Protein measurements—targeted panel
The samples from the Karma cohort were distributed across 96-well plates with samples from the same individual placed on the same plate and the remaining samples randomly distributed. Samples from Skåne and Stockholm were placed on separate plates. Proximity Extension Assay was performed at SciLifeLab’s Affinity Proteomics Unit in Stockholm according to instructions from Olink Proteomics AB (Uppsala, Sweden) [20] to measure proteins in EDTA plasma using the Cardiometabolic (v.3603, Lot No A94923) and Immuno-Oncology (v.3111, Lot No B01401) panels. For the cardiometabolic panel, plasma samples were diluted 1:2025, and for the immune-oncology panel 1:1 (undiluted). Normalised protein expression (NPX) values were obtained from the Olink NPX Manager software (version 2.2.1.311) after normalisation using the “Intensity normalisation v2” method to account for the various measurement batches [21]. In addition to standard quality control measures, we removed proteins that had missing values in more than 10% of the samples, either in the Skåne or the Stockholm recruitment centre. After quality control, 163 high-quality protein measurements from the Cardiometabolic and Immuno-Oncology panel were available for 796 incident cases and 781 controls (Table 1) from both cohorts. As an additional quality control maker, we also computed the percentage of proteins that were below the level of detection (LOD) in each participant and recorded the duration the plasma was stored at −80 °C (age of plasma). To account for differences between the protein levels by recruitment centre, we used a rank-based inverse normal transformation on each protein in both cohorts separately with the qnorm function in R. From this normalised data, we used the prcomp function in R to compute the first ten principal components (PCs) to capture additional underlying data structures represented by those PCs.
Table 1.
Stockholm | Skåne | |||
---|---|---|---|---|
Variable | Controls | BC cases | Controls | BC cases |
Number of individuals | 410 | 405 | 371 | 391 |
Mean age (SD) [years], matched* | 58.48 (9.56) | 58.52 (9.60) | 58.66 (9.82) | 59.05 (9.66) |
Mean body mass index (SD) [kg/m2] | 25.16 (4.19) | 25.61 (4.20) | 25.33 (4.25) | 25.76 (4.13) |
Postmenopausal [%] | 70.49 | 69.38 | 70.35 | 72.38 |
Ever smoked [%] | 58.00 | 59.17 | 50.70 | 55.59 |
Lipid medication taken [%] | 11.46 | 11.85 | 12.40 | 15.60 |
Hypertensive medication taken [%] | 27.07 | 22.72 | 28.30 | 26.09 |
Heart medication taken [%] | 11.71 | 10.86 | 11.86 | 9.46 |
Renal failure (prevalent) [%] | 0.73 | 0.25 | 0.54 | 0.00 |
Mean age of plasma [years] | 7.92 (0.65) | 7.53 (0.71) | 8.02 (0.70) | 7.61 (0.76) |
Average frequency of proteins below LOD (SD) | 0.12 (0.02) | 0.12 (0.02) | 0.14 (0.02) | 0.14 (0.02) |
Mean 313 SNP Genetic Risk Score (SD) | −0.08 (0.29) | −0.02 (0.30) | −0.07 (0.32) | −0.05 (0.31) |
LOD level of detection.
*Variable used for median matching cases and controls.

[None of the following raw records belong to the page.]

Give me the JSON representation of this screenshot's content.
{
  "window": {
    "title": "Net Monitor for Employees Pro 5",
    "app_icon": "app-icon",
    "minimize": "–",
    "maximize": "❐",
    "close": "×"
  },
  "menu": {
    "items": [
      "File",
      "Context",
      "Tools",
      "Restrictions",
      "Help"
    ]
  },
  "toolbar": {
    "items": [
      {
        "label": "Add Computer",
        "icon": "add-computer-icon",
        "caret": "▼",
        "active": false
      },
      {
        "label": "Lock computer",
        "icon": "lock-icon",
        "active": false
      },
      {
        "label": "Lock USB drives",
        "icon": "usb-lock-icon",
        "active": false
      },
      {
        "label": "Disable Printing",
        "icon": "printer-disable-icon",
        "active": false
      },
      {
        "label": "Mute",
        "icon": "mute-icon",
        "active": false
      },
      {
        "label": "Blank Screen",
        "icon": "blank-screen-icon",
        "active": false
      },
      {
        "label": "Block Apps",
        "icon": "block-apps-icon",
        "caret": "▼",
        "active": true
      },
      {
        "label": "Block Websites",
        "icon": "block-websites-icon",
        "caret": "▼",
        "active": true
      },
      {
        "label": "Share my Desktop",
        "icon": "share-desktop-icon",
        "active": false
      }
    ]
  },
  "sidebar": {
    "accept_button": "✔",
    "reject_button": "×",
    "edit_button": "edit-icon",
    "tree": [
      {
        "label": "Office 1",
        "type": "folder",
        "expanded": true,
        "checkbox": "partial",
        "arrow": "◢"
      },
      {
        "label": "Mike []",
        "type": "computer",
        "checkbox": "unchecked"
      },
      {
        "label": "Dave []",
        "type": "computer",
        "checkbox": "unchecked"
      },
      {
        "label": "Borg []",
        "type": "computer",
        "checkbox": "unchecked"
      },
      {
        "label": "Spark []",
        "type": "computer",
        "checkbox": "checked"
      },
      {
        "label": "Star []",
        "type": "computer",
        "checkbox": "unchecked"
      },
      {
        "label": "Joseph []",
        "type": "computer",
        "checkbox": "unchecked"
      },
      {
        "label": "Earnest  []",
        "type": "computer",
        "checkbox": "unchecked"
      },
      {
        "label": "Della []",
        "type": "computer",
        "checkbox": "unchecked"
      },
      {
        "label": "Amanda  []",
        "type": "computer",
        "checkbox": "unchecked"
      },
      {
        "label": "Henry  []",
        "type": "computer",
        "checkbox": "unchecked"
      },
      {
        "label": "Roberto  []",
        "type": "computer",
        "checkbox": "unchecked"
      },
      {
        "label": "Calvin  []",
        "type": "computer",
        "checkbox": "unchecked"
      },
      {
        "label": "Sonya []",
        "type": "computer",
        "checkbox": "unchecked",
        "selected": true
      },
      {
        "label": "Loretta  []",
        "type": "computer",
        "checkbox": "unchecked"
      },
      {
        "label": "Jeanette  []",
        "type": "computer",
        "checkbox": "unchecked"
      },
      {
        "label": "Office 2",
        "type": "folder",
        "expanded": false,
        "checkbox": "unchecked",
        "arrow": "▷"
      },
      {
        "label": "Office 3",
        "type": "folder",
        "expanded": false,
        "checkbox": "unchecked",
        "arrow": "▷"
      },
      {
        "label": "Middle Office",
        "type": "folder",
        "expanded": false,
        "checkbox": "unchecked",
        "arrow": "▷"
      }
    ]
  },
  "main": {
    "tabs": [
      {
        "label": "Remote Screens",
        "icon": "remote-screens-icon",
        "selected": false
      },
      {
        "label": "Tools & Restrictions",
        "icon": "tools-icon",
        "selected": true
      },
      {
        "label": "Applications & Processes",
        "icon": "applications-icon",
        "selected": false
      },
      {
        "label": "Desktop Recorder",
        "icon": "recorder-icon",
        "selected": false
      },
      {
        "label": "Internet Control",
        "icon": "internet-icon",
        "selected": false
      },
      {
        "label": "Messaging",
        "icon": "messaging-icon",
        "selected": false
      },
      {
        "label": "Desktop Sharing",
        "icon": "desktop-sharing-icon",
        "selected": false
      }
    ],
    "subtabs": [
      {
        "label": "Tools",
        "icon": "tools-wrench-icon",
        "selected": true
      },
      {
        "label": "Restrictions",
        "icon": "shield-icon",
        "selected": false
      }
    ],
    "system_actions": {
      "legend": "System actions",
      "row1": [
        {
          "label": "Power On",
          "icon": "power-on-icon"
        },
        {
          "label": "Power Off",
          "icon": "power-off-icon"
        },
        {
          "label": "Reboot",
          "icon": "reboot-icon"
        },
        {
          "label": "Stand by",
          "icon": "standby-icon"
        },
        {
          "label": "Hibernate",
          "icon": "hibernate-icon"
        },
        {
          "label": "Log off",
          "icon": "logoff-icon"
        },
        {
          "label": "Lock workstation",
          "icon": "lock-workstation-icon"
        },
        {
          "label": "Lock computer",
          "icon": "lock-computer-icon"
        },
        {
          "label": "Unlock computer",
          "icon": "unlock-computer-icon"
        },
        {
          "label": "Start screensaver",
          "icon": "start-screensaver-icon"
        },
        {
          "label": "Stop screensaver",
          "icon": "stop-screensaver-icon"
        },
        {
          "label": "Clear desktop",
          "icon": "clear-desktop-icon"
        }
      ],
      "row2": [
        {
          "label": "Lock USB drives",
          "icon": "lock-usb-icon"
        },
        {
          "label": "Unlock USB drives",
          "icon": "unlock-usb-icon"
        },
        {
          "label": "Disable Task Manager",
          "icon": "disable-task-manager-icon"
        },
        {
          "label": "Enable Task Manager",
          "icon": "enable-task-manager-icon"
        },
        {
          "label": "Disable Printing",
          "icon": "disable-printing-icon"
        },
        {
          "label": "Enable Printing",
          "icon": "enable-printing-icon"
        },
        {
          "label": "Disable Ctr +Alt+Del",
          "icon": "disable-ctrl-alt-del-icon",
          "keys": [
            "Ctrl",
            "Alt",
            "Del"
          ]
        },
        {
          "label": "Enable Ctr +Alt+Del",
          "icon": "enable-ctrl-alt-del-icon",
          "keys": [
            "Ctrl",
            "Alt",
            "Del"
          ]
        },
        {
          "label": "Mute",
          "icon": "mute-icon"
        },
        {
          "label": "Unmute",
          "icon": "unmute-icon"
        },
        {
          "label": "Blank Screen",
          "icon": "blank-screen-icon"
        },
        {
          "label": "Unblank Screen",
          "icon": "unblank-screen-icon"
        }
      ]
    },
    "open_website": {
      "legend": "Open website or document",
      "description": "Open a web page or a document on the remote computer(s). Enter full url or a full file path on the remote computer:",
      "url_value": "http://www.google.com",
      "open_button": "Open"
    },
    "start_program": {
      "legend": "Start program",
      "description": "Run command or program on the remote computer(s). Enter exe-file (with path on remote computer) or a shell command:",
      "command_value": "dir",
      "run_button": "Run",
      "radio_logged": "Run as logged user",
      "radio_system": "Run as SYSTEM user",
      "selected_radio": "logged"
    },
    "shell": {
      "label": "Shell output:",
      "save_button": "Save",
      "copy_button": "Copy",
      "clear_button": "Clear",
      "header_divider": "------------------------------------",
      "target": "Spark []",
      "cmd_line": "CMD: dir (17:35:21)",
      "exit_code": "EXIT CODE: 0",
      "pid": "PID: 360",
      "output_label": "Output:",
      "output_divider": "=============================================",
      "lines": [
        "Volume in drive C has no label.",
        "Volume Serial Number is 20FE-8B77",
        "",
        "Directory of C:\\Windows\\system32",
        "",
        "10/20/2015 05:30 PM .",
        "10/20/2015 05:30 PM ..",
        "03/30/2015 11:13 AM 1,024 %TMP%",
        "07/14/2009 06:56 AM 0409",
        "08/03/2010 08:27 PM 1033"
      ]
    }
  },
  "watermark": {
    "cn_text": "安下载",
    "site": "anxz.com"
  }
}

Protein measurements—exploratory panel
Similar to the approach for the targeted panel of proteins, we also measured over 3000 proteins from eight different panels with a Proximity Extension Assay (Olink Proteomics AB, Uppsala, Sweden) in a subset of individuals from the Skåne cohort. The raw protein measurements were analysed with the Olink NPX Manager software as described above to yield normalised protein expression values. Proteins with more than 50% missing values were removed from analyses as were those flagged with a warning or error from the NPX Manager software. The less stringent cut-off for the exclusion of proteins was chosen since the exploratory panel contains many proteins only present in minute concentrations and thus can often be below level of detection across the cohort. Furthermore, individuals that were flagged as outliers by principal component analyses were also excluded, yielding a final analytical dataset consisting of 2204 proteins in 303 BC cases and 294 controls (for more details, see ref. [22]). Similar to the small panel, we also computed the first principal components from the protein data and used those as additional exposures in our association analyses.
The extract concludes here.